Le Parlement français a adopté définitivement mardi, par un ultime vote du Sénat, la réforme de l’aide française au développement qui crée un dispositif de restitution aux populations des avoirs saisis dans les affaires dites de « biens mal acquis » par des dirigeants étrangers.
Ce projet de loi concrétise l’engagement du président Emmanuel Macron de porter l’aide publique au développement (APD) à 0,55% du revenu national brut (RNB) à la fin du quinquennat, en 2022. « C’est un texte essentiel pour l’avenir de notre diplomatie« , a souligné le ministre français des Affaires étrangères, Jean-Yves Le Drian, vantant « une loi à la fois stratégique et humaniste ».
Il permet, en outre, de doter la France d’un mécanisme de restitution aux populations concernées des recettes provenant de la confiscation par la justice française de « biens mal acquis », réclamé par les ONG depuis près de 15 ans. Les « biens mal acquis » désignent des avoirs et biens publics détournés par des dirigeants étrangers ou leurs proches à des fins personnelles : biens immobiliers luxueux, voitures, montres, comptes en banque…
« Ce dispositif constitue un moyen très concret pour lutter contre les ravages de la corruption et de la prévarication », a souligné M. Le Drian.
Le texte prévoit que soient « restituées, au plus près de la population de l’État étranger concerné », les « recettes provenant de biens confisqués aux personnes définitivement condamnées pour blanchiment, recel… », au lieu d’être absorbées dans le budget de l’Etat français.
En pratique, une ligne budgétaire spécifique, abondée par la revente des biens, est attendue dans le budget français sous la responsabilité du ministère des Affaires étrangères. Elle doit financer des « actions de coopération et de développement », au « cas par cas » dans les pays concernés, en matière de santé, éducation, égalité femmes-hommes…
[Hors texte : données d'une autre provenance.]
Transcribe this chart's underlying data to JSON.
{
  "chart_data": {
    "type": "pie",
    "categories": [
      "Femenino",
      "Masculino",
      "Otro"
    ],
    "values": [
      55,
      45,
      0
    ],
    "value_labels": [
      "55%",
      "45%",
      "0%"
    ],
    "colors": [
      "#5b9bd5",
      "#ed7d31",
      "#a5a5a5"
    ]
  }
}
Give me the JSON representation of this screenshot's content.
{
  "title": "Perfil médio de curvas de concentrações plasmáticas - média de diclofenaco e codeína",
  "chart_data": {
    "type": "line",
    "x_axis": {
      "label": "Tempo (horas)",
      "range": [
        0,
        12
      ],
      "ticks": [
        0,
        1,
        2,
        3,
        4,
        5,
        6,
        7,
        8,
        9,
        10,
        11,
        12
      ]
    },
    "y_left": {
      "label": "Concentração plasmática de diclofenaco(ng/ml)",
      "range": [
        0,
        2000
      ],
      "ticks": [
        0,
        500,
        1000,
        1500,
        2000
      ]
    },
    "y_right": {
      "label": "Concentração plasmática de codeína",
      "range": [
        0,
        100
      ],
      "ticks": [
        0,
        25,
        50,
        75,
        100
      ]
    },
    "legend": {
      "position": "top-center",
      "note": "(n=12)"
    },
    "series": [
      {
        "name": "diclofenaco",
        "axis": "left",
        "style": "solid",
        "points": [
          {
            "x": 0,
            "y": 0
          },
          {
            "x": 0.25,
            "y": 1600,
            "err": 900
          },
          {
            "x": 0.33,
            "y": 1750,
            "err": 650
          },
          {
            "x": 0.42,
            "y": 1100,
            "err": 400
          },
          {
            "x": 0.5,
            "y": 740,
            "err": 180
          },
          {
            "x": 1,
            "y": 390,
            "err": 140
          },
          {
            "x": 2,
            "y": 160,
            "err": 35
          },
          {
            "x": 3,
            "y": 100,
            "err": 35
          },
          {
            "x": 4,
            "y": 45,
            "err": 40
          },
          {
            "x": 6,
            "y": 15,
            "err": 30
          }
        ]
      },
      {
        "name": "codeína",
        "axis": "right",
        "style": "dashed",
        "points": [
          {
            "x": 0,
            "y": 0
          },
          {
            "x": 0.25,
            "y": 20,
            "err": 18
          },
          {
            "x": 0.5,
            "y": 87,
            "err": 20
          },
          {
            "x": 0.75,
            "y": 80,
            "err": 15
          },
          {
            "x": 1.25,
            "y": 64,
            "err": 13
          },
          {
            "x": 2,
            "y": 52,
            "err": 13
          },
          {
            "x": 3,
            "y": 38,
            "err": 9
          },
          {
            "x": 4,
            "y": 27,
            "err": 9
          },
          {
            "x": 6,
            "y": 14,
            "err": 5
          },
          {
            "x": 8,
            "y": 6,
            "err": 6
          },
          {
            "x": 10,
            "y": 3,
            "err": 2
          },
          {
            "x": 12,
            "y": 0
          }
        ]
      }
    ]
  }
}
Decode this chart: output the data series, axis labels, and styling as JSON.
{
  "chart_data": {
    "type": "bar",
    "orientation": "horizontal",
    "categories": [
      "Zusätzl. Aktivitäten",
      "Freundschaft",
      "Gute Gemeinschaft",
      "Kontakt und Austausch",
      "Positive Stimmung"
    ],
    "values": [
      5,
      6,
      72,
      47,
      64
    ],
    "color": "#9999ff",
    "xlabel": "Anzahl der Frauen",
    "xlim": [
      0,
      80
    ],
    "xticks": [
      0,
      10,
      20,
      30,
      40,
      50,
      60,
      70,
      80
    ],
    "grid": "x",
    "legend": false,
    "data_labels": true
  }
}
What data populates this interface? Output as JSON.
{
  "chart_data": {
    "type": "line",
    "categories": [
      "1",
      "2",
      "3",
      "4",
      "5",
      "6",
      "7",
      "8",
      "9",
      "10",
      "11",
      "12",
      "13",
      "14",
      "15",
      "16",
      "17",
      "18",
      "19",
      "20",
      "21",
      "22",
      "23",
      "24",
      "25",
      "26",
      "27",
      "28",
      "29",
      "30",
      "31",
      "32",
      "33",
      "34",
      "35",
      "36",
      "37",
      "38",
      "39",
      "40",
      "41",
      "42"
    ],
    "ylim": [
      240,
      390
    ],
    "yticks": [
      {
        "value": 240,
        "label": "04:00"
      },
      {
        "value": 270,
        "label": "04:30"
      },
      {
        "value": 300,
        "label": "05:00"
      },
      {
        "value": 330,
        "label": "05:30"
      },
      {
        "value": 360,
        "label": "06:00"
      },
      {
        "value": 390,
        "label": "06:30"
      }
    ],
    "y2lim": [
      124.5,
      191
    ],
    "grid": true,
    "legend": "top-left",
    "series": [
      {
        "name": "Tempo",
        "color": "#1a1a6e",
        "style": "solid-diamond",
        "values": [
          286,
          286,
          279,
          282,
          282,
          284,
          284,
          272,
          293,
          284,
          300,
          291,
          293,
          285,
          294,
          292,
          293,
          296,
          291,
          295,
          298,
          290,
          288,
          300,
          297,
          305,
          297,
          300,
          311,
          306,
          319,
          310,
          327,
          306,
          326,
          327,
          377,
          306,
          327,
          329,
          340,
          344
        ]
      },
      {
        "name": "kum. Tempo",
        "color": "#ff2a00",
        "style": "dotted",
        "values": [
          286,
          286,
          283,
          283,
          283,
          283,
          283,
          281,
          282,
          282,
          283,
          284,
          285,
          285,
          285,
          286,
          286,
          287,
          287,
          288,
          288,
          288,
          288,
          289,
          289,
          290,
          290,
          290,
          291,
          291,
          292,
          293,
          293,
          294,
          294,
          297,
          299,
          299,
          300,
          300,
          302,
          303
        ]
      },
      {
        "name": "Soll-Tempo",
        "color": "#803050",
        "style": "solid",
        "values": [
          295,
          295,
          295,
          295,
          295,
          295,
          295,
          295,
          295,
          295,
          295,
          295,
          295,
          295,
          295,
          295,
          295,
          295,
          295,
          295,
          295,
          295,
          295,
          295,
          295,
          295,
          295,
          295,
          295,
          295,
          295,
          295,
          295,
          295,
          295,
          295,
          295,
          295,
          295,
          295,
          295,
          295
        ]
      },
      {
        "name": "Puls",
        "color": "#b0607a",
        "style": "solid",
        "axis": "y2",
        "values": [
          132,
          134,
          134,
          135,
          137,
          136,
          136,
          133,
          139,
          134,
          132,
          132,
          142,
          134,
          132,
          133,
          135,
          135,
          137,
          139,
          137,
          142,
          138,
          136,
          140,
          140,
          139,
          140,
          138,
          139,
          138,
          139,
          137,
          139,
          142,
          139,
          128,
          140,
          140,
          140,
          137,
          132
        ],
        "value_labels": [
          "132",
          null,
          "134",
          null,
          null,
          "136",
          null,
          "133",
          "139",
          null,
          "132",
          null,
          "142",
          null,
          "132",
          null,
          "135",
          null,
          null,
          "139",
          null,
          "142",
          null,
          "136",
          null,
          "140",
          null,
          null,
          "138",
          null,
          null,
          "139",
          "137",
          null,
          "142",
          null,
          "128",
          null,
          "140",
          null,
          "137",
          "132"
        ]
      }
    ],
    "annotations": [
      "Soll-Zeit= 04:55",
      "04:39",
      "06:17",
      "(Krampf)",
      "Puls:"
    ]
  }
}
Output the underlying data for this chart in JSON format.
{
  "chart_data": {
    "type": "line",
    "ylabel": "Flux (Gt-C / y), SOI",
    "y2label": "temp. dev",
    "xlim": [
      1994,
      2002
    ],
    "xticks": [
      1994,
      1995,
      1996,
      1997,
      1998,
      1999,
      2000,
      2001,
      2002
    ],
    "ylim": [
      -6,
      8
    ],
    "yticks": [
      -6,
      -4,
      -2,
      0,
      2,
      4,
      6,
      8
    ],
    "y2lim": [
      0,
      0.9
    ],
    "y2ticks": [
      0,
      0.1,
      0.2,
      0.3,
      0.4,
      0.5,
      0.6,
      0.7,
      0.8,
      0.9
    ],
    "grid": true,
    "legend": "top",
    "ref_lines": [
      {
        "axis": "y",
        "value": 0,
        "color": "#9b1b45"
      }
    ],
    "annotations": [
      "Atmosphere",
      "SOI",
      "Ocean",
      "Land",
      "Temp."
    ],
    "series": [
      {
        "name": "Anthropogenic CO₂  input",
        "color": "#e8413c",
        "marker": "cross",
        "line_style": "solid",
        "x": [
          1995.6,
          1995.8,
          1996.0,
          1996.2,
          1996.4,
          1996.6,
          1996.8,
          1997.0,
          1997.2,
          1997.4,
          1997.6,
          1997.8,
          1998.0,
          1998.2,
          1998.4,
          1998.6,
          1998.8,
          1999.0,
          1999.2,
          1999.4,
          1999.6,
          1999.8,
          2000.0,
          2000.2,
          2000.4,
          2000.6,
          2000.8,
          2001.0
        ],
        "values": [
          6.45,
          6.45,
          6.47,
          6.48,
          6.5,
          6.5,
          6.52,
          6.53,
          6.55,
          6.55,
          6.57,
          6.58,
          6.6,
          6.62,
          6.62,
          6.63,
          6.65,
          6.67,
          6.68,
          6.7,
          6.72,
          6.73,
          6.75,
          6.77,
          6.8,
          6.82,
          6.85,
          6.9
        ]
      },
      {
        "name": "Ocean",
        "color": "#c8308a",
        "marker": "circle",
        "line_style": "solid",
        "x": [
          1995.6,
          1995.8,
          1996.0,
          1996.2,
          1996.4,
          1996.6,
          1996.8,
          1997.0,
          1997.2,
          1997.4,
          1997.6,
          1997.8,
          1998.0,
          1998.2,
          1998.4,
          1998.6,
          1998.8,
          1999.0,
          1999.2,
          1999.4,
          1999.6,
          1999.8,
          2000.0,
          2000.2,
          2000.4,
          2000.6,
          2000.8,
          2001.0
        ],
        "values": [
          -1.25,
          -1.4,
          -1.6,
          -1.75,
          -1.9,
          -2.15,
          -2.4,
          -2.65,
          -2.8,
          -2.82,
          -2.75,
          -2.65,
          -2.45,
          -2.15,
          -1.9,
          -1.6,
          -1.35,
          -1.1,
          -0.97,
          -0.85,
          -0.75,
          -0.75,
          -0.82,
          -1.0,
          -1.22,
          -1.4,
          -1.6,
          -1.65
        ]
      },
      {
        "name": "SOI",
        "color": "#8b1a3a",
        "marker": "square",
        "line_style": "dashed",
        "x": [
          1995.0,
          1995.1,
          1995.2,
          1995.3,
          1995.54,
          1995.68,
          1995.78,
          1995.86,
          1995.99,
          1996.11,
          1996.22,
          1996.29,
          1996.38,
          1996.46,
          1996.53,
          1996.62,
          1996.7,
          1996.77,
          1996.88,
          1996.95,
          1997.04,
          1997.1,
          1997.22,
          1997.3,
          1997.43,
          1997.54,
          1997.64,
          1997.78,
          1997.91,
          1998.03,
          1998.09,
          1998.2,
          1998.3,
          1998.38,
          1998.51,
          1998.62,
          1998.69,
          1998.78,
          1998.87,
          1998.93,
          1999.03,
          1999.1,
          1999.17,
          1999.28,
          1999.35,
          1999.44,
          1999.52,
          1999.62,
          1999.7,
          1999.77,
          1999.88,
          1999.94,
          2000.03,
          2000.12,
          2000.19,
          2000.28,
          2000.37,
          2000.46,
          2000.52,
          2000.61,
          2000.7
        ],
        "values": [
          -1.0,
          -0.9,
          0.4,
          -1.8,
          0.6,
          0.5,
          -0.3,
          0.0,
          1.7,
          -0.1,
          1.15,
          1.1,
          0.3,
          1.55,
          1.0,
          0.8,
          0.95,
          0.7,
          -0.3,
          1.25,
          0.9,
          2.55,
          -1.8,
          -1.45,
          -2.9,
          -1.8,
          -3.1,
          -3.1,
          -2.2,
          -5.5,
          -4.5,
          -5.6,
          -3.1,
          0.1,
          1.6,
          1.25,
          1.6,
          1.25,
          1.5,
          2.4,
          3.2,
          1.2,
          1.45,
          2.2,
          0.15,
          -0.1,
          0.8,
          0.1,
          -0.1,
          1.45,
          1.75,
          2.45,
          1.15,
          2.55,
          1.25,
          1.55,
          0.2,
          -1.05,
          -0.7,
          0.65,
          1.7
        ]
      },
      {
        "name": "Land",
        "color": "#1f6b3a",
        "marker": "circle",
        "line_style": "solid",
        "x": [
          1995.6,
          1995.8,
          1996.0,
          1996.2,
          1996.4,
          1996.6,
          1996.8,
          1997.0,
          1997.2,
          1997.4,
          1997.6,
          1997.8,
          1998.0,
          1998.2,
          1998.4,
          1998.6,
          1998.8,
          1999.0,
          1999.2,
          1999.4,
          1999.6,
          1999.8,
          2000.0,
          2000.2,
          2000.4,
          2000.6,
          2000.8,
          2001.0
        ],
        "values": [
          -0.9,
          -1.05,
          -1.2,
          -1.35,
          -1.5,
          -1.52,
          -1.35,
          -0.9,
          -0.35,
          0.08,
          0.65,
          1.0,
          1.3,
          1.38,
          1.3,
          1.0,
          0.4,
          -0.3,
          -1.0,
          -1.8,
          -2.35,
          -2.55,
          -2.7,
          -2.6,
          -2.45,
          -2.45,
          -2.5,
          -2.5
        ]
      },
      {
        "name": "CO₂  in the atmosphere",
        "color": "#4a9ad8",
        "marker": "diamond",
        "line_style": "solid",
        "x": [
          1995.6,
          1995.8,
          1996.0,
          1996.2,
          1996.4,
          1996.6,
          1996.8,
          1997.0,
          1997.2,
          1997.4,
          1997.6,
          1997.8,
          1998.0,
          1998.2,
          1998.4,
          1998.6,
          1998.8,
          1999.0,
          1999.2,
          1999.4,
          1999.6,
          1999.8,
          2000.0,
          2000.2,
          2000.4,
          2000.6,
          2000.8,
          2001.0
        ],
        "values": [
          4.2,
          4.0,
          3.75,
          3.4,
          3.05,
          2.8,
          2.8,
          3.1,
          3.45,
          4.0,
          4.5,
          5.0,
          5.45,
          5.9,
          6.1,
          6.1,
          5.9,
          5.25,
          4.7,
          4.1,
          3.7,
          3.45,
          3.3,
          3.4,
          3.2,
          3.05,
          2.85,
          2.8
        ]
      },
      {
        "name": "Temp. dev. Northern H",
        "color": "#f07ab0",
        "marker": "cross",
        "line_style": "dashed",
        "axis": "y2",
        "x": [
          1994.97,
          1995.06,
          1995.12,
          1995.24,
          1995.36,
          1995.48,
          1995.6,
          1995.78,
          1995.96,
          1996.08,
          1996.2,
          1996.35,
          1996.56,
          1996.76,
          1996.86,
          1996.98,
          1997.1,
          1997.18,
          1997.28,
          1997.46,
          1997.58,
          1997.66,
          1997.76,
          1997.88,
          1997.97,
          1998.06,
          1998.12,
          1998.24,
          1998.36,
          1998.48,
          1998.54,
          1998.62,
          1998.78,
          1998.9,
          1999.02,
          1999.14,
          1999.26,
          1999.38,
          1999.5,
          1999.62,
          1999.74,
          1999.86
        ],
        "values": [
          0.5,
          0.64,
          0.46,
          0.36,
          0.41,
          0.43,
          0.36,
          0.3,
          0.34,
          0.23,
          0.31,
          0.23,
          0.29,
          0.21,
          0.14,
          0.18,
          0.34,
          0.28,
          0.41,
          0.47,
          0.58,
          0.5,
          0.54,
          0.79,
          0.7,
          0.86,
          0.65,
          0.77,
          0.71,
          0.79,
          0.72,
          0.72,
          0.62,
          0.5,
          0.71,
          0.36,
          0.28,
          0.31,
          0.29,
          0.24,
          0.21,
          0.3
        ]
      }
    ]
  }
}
Le premier cas concret devrait être celui de la Guinée équatoriale, si un arrêt de la Cour de cassation attendu le 28 juillet confirme la condamnation du vice-président Teodorin Obiang et la confiscation de ses biens en France. Le fils du président de Guinée équatoriale a été condamné en appel le 10 février 2020 à trois ans de prison avec sursis, 30 millions d’euros d’amendes et des confiscations.
– « Avancée historique » –
Les restitutions devront articuler respect de la « souveraineté » des Etats concernés et inclusion de la société civile pour éviter que l’argent ne reparte dans des circuits de corruption. La mission s’annonce délicate en Guinée équatoriale, dirigée depuis bientôt 42 ans par Teodoro Obiang Nguema. « C’est un cas d’école », reconnaît Jean-Pierre Sueur, qui a œuvré très activement pour l’adoption du dispositif et salue « une avancée historique ».
Le Sénat à majorité de droite avait adopté en première lecture, en mai 2019, une proposition de loi du sénateur socialiste qui posait le principe d’une restitution aux populations victimes de l’argent « confisqué » par la justice française dans des affaires de corruption internationale. Mais le gouvernement avait alors souhaité attendre la remise d’un rapport sur la question.
« Je resterai vigilant quant aux modalités pratiques afin que les sommes restituées ne soient pas confondues avec le budget de l’aide publique au développement », a indiqué M. Sueur.
L’organisation Transparency International France salue elle aussi une « avancée considérable, après 14 ans de procédures et de plaidoyer de la part des ONG ».
Plus globalement, le projet de loi redéfinit la « doctrine française » de l’aide publique au développement. Il fixe 19 pays prioritaires, Haïti et 18 pays d’Afrique subsaharienne, et prône une politique de dons plutôt que de prêts.
Le texte indique en outre que la France « s’efforcera » en 2025 de consacrer 0,7% de son RNB à l’APD, un objectif martelé depuis les années 1970 par la communauté internationale et devenu un vieux totem de l’aide au développement.